Aussi surprenants puissent paraitre ces chiffres, le constat est pourtant sans équivoque : les trentenaires ayant suivi un parcours universitaire porté sur l’art (théâtre, musique, etc.) ont 90 % plus de risques d’être hospitalisées pour schizophrénie que les autres.

Cette étude a également révélé que les artistes ont près de 62 % plus de risques d’être hospitalisés pour troubles bipolaires et 39 % plus de risques de souffrir de dépression nerveuse.

De même, en 2010, une étude menée par des chercheurs suédois de l’Institut Karolinska a permis de mettre en exergue les ressemblances entre le mode de fonctionnement du cerveau des individus atteints de schizophrénie et celui des personnes à fort potentiel créatif en les soumettant à un même examen scintigraphique cérébral.

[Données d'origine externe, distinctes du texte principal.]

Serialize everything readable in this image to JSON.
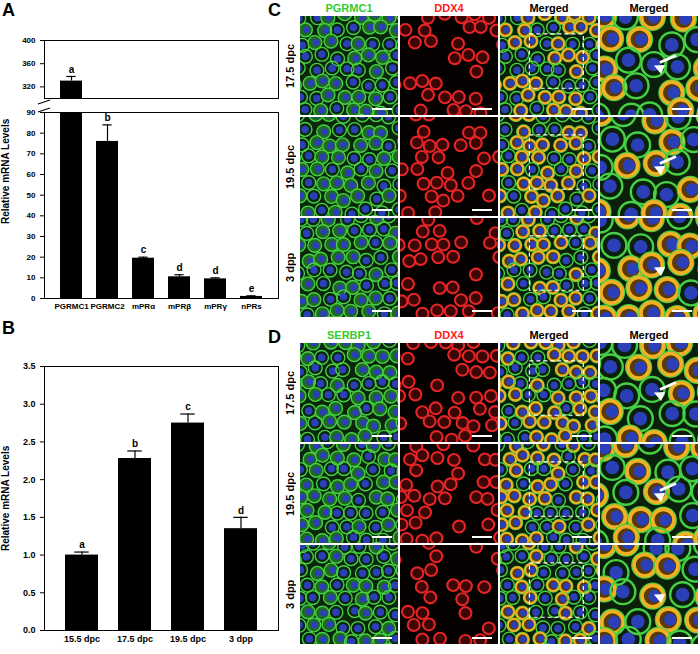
{
  "chart_data": [
    {
      "type": "bar",
      "panel_label": "A",
      "categories": [
        "PGRMC1",
        "PGRMC2",
        "mPRα",
        "mPRβ",
        "mPRγ",
        "nPRs"
      ],
      "values": [
        330,
        76,
        19.5,
        10.5,
        9.5,
        1
      ],
      "errors": [
        8,
        8,
        0.5,
        1,
        0.5,
        0.3
      ],
      "letters": [
        "a",
        "b",
        "c",
        "d",
        "d",
        "e"
      ],
      "ylabel": "Relative mRNA Levels",
      "color": "#000000",
      "ylim": [
        0,
        400
      ],
      "ybreak": [
        90,
        300
      ],
      "yticks": [
        0,
        10,
        20,
        30,
        40,
        50,
        60,
        70,
        80,
        90,
        320,
        360,
        400
      ]
    },
    {
      "type": "bar",
      "panel_label": "B",
      "categories": [
        "15.5 dpc",
        "17.5 dpc",
        "19.5 dpc",
        "3 dpp"
      ],
      "values": [
        1.0,
        2.28,
        2.75,
        1.35
      ],
      "errors": [
        0.04,
        0.1,
        0.12,
        0.15
      ],
      "letters": [
        "a",
        "b",
        "c",
        "d"
      ],
      "ylabel": "Relative mRNA Levels",
      "color": "#000000",
      "ylim": [
        0,
        3.5
      ],
      "yticks": [
        {
          "value": 0,
          "label": "0.0"
        },
        0.5,
        {
          "value": 1,
          "label": "1.0"
        },
        1.5,
        {
          "value": 2,
          "label": "2.0"
        },
        2.5,
        {
          "value": 3,
          "label": "3.0"
        },
        3.5
      ]
    }
  ],
  "image_panels": [
    {
      "panel_label": "C",
      "columns": [
        {
          "label": "PGRMC1",
          "color": "#33cc33"
        },
        {
          "label": "DDX4",
          "color": "#ff2020"
        },
        {
          "label": "Merged",
          "color": "#000000"
        },
        {
          "label": "Merged",
          "color": "#000000"
        }
      ],
      "rows": [
        "17.5 dpc",
        "19.5 dpc",
        "3 dpp"
      ],
      "markers": [
        "arrow",
        "arrow",
        "arrowhead"
      ]
    },
    {
      "panel_label": "D",
      "columns": [
        {
          "label": "SERBP1",
          "color": "#33cc33"
        },
        {
          "label": "DDX4",
          "color": "#ff2020"
        },
        {
          "label": "Merged",
          "color": "#000000"
        },
        {
          "label": "Merged",
          "color": "#000000"
        }
      ],
      "rows": [
        "17.5 dpc",
        "19.5 dpc",
        "3 dpp"
      ],
      "markers": [
        "arrow",
        "arrow",
        "arrowhead"
      ]
    }
  ]
}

Les causes justifiant la relation entre la créativité et la schizophrénie

Si un lien étroit existe entre la créativité et la schizophrénie ou tout autre trouble psychiatrique grave, il est primordial de se pencher sur les causes probables : si les pathologies telles que la schizophrénie, la bipolarité ou la dépression relèvent du domaine psychologique ou psychiatrique, il semblerait que des causes physiologiques puissent également en être à l’origine.

Joe Skinner Photography, Flickr

Ainsi, le neurologue Islandais Kari Stefansson a mené une étude génétique sur près de 86 000 Islandais en les divisant en deux grands groupes, mettant d’un côté les dossiers médicaux de ceux qui exercent une profession artistique (acteurs, chanteurs, peintres, musicien, etc.) et de l’autre ceux dont les métiers se veulent plus classiques (cadres, assureurs, banquier, etc.).

En comparant leurs génomes, il en ressort que ceux des individus qui travaillent dans le domaine artistique présentent davantage de ressemblances avec ceux des schizophrènes. Par ailleurs, cette même étude a prouvé que le risque de souffrir de schizophrénie est doublé chez ceux qui exercent une profession artistique.

Dans le même ordre d’idée, une étude basée sur un échantillon de 70 000 Norvégiens démontre que ceux qui excellaient dans les matières artistiques à l’école (littérature, musique, arts plastiques, etc) étaient aussi ceux qui avaient le plus développé de graves troubles mentaux par la suite.

Enfin, une étude faite par le professeur au Département des Neurosciences suédois Fredrik Ullén a révélé que les gènes du récepteur de la dopamine D2 des personnes hautement créatives avaient la particularité de présenter une densité plus faible que la moyenne dans leur thalamus, tout comme chez les schizophrènes.

Si cette découverte est intéressante, c’est parce qu’il faut savoir que le thalamus est la structure du cerveau qui permet littéralement de filtrer les informations avant qu’elles ne puissent atteindre le cortex cérébral : si celui-ci comporte moins de récepteurs D2 comme c’est le cas pour les créatifs et les schizophrènes, cela signifie forcément que les informations sont moins filtrées par le cerveau et donc les pensées plus importantes, plus rapides, ce qui pourrait expliquer pourquoi les schizophrènes sont sujets à des délires et des hallucinations, mais aussi pourquoi les personnes créatives perçoivent le monde si différemment.